Des curieux s’arrêtèrent avec leurs caddies pour observer la scène tandis que le Robert en question regardait sa femme sans prononcer le moindre mot.

— Madame, suggéra Grand-père à la conductrice, regardez donc dans la boîte à gants si vous n’y trouvez pas les couilles de votre mari.
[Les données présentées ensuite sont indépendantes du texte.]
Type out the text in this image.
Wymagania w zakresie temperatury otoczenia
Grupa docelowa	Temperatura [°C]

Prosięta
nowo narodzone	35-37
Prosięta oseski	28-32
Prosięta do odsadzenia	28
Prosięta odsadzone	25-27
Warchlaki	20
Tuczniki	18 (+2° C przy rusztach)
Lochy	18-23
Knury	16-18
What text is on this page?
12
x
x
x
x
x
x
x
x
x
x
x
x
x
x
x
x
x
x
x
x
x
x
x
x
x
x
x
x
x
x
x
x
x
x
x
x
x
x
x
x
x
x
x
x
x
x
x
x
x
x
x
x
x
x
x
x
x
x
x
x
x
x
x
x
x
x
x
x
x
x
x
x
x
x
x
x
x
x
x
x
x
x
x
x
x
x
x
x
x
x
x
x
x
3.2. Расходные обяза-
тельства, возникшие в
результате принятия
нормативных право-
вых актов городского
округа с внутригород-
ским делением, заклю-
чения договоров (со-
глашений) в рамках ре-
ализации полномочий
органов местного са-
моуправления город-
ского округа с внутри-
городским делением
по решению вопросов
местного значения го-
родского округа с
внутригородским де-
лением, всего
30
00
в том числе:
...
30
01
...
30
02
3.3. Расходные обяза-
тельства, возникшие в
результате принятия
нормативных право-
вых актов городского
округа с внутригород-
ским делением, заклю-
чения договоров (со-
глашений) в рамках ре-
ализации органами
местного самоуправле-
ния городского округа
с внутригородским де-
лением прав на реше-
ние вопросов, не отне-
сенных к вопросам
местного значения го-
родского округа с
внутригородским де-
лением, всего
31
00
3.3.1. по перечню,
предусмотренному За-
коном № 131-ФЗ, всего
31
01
Le Robert se redressa et, levant un poing menaçant :

— Pas de couilles ? Moi, pas de couilles ? gueula-t-il.

Le voyant prêt à frapper mon grand-père, je descendis illico de la voiture, toujours avec ma perruque sur la tête. « Touchez pas à mon grand-père ! » ordonnai-je à Robert, qui, dans l’agitation, se laissa abuser par ma tignasse blonde et me répondit :

— Elle veut quoi, la petite fille ?

C’en était trop. Allaient-ils comprendre enfin que je n’étais pas une petite fille ?

— Tiens, voilà tes couilles ! lui criai-je de ma voix d’enfant en lui envoyant un sublime coup de poing bien placé qui le fit s’effondrer par terre.

Grand-mère m’attrapa, me jeta sur la banquette arrière de notre voiture et s’y engouffra avec moi, tandis que Grand-père, déjà installé sur le siège conducteur, démarrait en trombe. « Bande de petits cons ! », « C’est de la merde ! » entendirent encore les témoins qui relevèrent l’immatriculation de la voiture de Grand-père avant d’appeler la police.